A notorious crypto hacker’s wife — who rapped under the name Razzlekhan and styled herself as the “Crocodile of Wall Street” — was sentenced to 18 months in prison on Monday for helping her husband launder stolen bitcoin now worth $10 billion.
Heather Morgan, 34, was handed the sentence by a federal judge in Washington, DC – just days after her spouse, Ilya Lichtenstein, got five years in prison for swiping 119,754 bitcoin from the Bitfinex cryptocurrency exchange in 2016.
Morgan and Lichtenstein both pleaded guilty last year.
Lichtenstein, 35, had claimed Morgan wasn’t involved in the hack, but only helped hide the stolen bitcoin.
At Morgan’s urging, he agreed to cooperate with authorities on other cases of stolen cryptocurrency in exchange for reduced sentences for both of them.
Morgan and Lichtenstein engineered a complex scheme to launder stolen cryptocurrency using fictitious names and moving the funds in small increments so as not to arouse suspicion, according to court records.
The two were arrested at their luxury high-rise apartment on Wall Street in February 2022 – when the stolen bitcoin was worth $71 million.
The digital currency has soared in recent weeks to all-time highs – meaning that the loot today would be worth more than $10 billion dollars.
Prosecutors alleged that the “bitcoin Bonnie and Clyde” laundered 21% of the coins that they stole from the Hong Kong-based exchange.
At his sentencing last week, Lichtenstein expressed remorse for “wasting my talents on crime instead of a positive contribution to society”
He got credit for the two years and nine months that he has spent in jail since his February 2022 arrest.
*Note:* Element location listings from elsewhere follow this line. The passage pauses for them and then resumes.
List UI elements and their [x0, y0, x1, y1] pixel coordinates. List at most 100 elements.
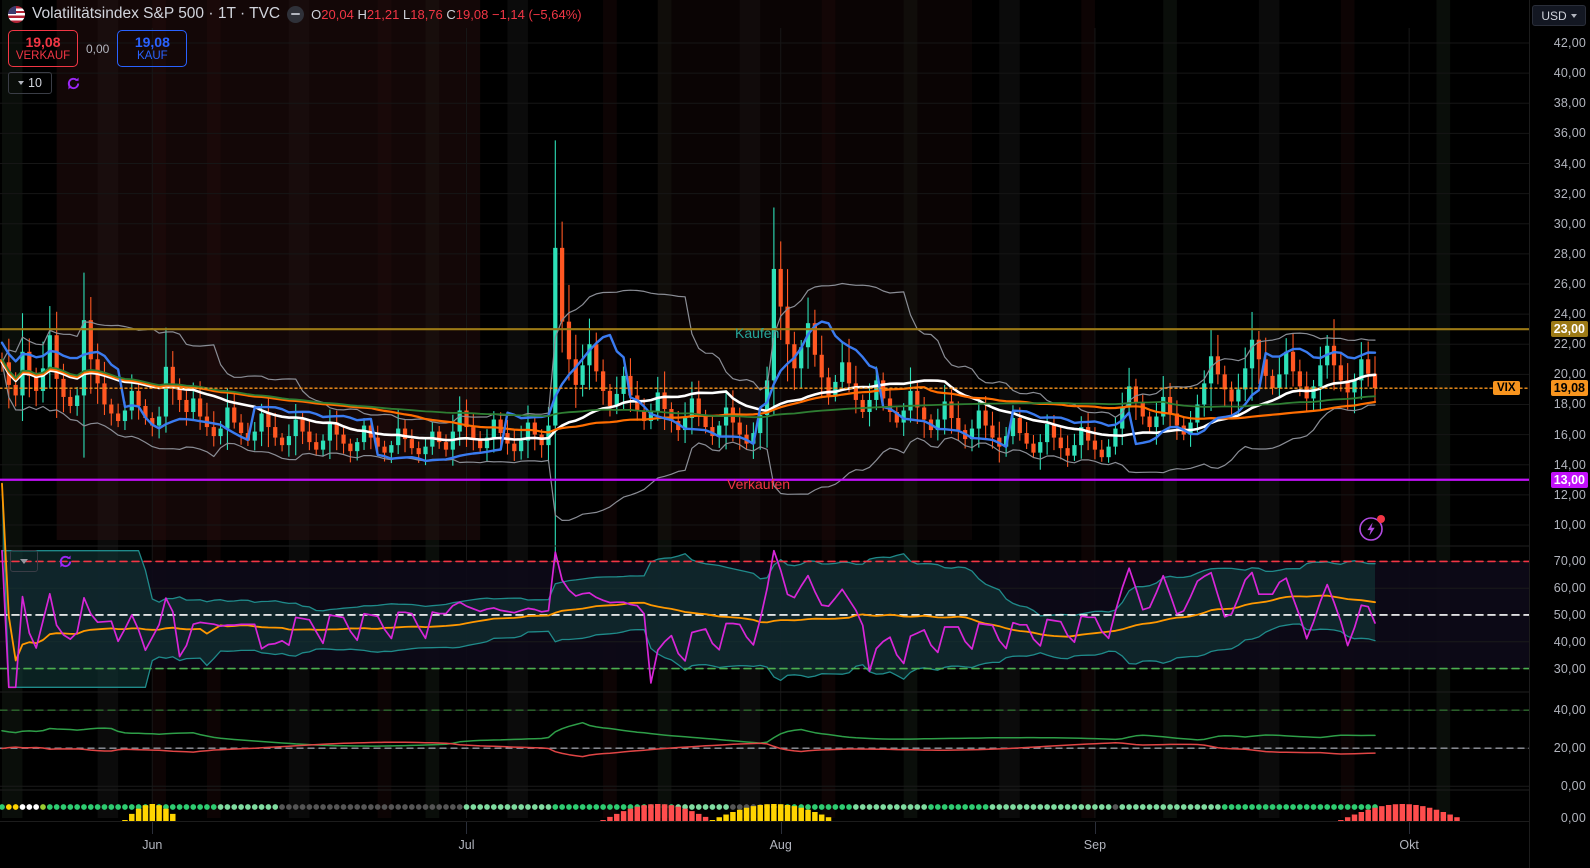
signal-dot [948, 804, 955, 810]
candle-body [1140, 402, 1145, 417]
seasonality-bar [1379, 806, 1385, 826]
signal-dot [531, 804, 538, 810]
candle-body [396, 428, 401, 446]
seasonality-bar [818, 814, 825, 826]
signal-dot [538, 804, 545, 810]
signal-dot [367, 804, 374, 810]
signal-dot [941, 804, 948, 810]
candle-body [1058, 437, 1063, 449]
signal-dot [477, 804, 484, 810]
price-axis-tick: 40,00 [1553, 66, 1586, 81]
signal-dot [1044, 804, 1050, 810]
candle-body [676, 421, 681, 431]
candle-body [560, 247, 565, 322]
resistance-price-badge[interactable]: 23,00 [1550, 321, 1588, 338]
signal-dot [1180, 804, 1187, 810]
signal-dot [600, 804, 606, 810]
rsi-refresh-icon[interactable] [58, 554, 73, 569]
candle-body [1331, 345, 1337, 366]
candle-body [600, 371, 606, 391]
rsi-collapse-button[interactable] [10, 550, 38, 572]
price-axis-tick: 32,00 [1553, 186, 1586, 201]
signal-dot [443, 804, 449, 810]
signal-dot [689, 804, 695, 810]
signal-dot [1037, 804, 1044, 810]
signal-dot [395, 804, 402, 810]
candle-body [307, 431, 312, 443]
candle-body [1284, 351, 1289, 375]
signal-dot [210, 804, 217, 810]
candle-body [1263, 359, 1268, 376]
signal-dot [258, 804, 265, 810]
time-axis[interactable]: JunJulAugSepOktNovDez2026FebMrz [0, 821, 1530, 868]
signal-dot [1146, 804, 1153, 810]
candle-body [983, 410, 988, 426]
price-axis[interactable]: USD 42,00 40,00 38,00 36,00 34,00 32,00 30,00 2… [1529, 0, 1590, 868]
candle-body [252, 431, 257, 441]
seasonality-bar [730, 812, 736, 826]
ohlc-open-value: 20,04 [321, 6, 354, 22]
candle-body [628, 375, 633, 396]
signal-dot [579, 804, 586, 810]
candle-body [580, 365, 585, 385]
signal-dot [361, 804, 367, 810]
support-price-badge[interactable]: 13,00 [1550, 471, 1588, 488]
candle-body [1270, 375, 1275, 388]
lightning-alert-icon[interactable] [1358, 515, 1385, 542]
signal-dot [402, 804, 408, 810]
sell-button[interactable]: 19,08 VERKAUF [8, 30, 78, 67]
signal-dot [490, 804, 497, 810]
candle-body [969, 428, 975, 440]
signal-dot [463, 804, 470, 810]
candle-body [1147, 416, 1152, 428]
signal-dot [1133, 804, 1139, 810]
signal-dot [805, 804, 811, 810]
candle-body [443, 442, 449, 450]
signal-dot [730, 804, 736, 810]
candle-body [122, 410, 128, 422]
seasonality-bar [805, 809, 811, 826]
time-gridline [1094, 822, 1096, 834]
time-axis-tick: Jun [142, 838, 163, 852]
signal-dot [716, 804, 723, 810]
candle-body [635, 395, 640, 411]
buy-button[interactable]: 19,08 KAUF [117, 30, 188, 67]
candle-body [1215, 356, 1221, 375]
seasonality-bar [696, 813, 702, 826]
bollinger-lower [1, 361, 1376, 521]
signal-dot [1153, 804, 1160, 810]
signal-dot [347, 804, 354, 810]
signal-dot [1160, 804, 1167, 810]
signal-dot [251, 804, 258, 810]
candle-body [1297, 371, 1302, 387]
signal-dot [928, 804, 934, 810]
candle-body [191, 398, 196, 412]
signal-dot [436, 804, 443, 810]
seasonality-bar [771, 804, 777, 826]
time-axis-tick: Okt [1399, 838, 1419, 852]
signal-dot [839, 804, 846, 810]
signal-dot [1256, 804, 1262, 810]
currency-selector[interactable]: USD [1532, 5, 1586, 26]
refresh-icon[interactable] [66, 76, 81, 91]
price-axis-tick: 22,00 [1553, 337, 1586, 352]
dmi-plus-line [1, 721, 1376, 747]
price-axis-tick: 20,00 [1553, 367, 1586, 382]
seasonality-bar [750, 806, 757, 826]
chart-canvas[interactable]: Kaufen Verkaufen [0, 0, 1530, 868]
signal-dot [1324, 804, 1331, 810]
last-price-badge[interactable]: 19,08 [1550, 380, 1588, 397]
signal-dot [320, 804, 326, 810]
candle-body [1304, 386, 1309, 399]
quantity-stepper[interactable]: 10 [8, 72, 52, 94]
candle-body [102, 383, 107, 405]
signal-dot [1201, 804, 1208, 810]
candle-body [1038, 442, 1043, 453]
symbol-title[interactable]: Volatilitätsindex S&P 500 · 1T · TVC [32, 5, 281, 22]
session-band [1436, 0, 1451, 818]
signal-dot [286, 804, 292, 810]
candle-body [1311, 386, 1316, 399]
candle-body [416, 448, 421, 455]
eye-toggle-icon[interactable] [287, 5, 305, 23]
signal-dot [456, 804, 463, 810]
Lichtenstein had pleaded with the judge to spare his wife from having to go to prison, blaming himself for her involvement.
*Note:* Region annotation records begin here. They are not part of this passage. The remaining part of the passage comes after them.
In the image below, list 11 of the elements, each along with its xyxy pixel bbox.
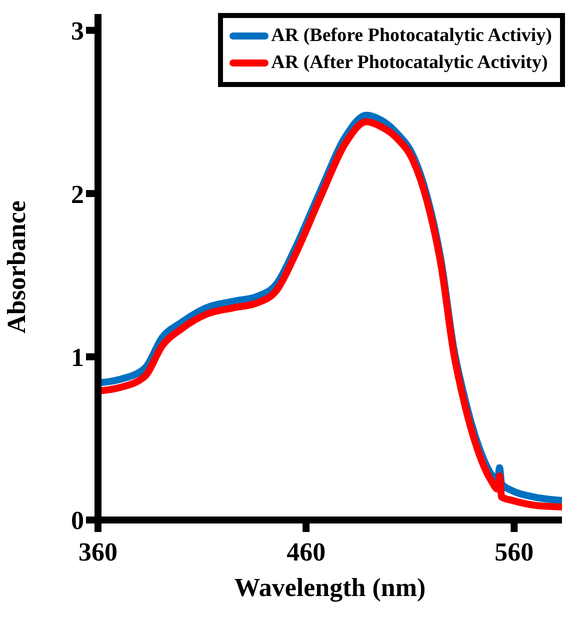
legend-label: AR (Before Photocatalytic Activiy) bbox=[271, 24, 552, 46]
x-tick-label: 560 bbox=[494, 537, 534, 566]
y-tick-label: 2 bbox=[71, 180, 84, 209]
legend-label: AR (After Photocatalytic Activity) bbox=[271, 52, 548, 74]
x-tick-label: 360 bbox=[78, 537, 118, 566]
x-axis-title: Wavelength (nm) bbox=[234, 573, 426, 602]
y-tick-label: 1 bbox=[71, 343, 84, 372]
y-tick-label: 0 bbox=[71, 506, 84, 536]
y-tick-label: 3 bbox=[71, 16, 84, 46]
x-tick-label: 460 bbox=[286, 537, 326, 566]
y-axis-title: Absorbance bbox=[2, 200, 32, 334]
“I want to take full responsibility for my actions and make amends any way I can,” said Lichtenstein, adding he hopes that he can apply his expertise to fight cybercrime when he gets out of prison..
Lichtenstein said he told his wife about the hack about three years later, but he initially solicited her help in laundering the proceeds “without explaining exactly what he was doing,” according to prosecutors.
Morgan “was certainly a willing participant and bears full responsibility for her actions, but she was a lower-level participant,” prosecutors wrote.
“Neither the hack nor the laundering scheme was an impulsive decision. The defendant (Lichtenstein) spent months attempting to gain access to Bitfinex’s infrastructure and get the accesses and permissions he needed in order to orchestrate his hack.”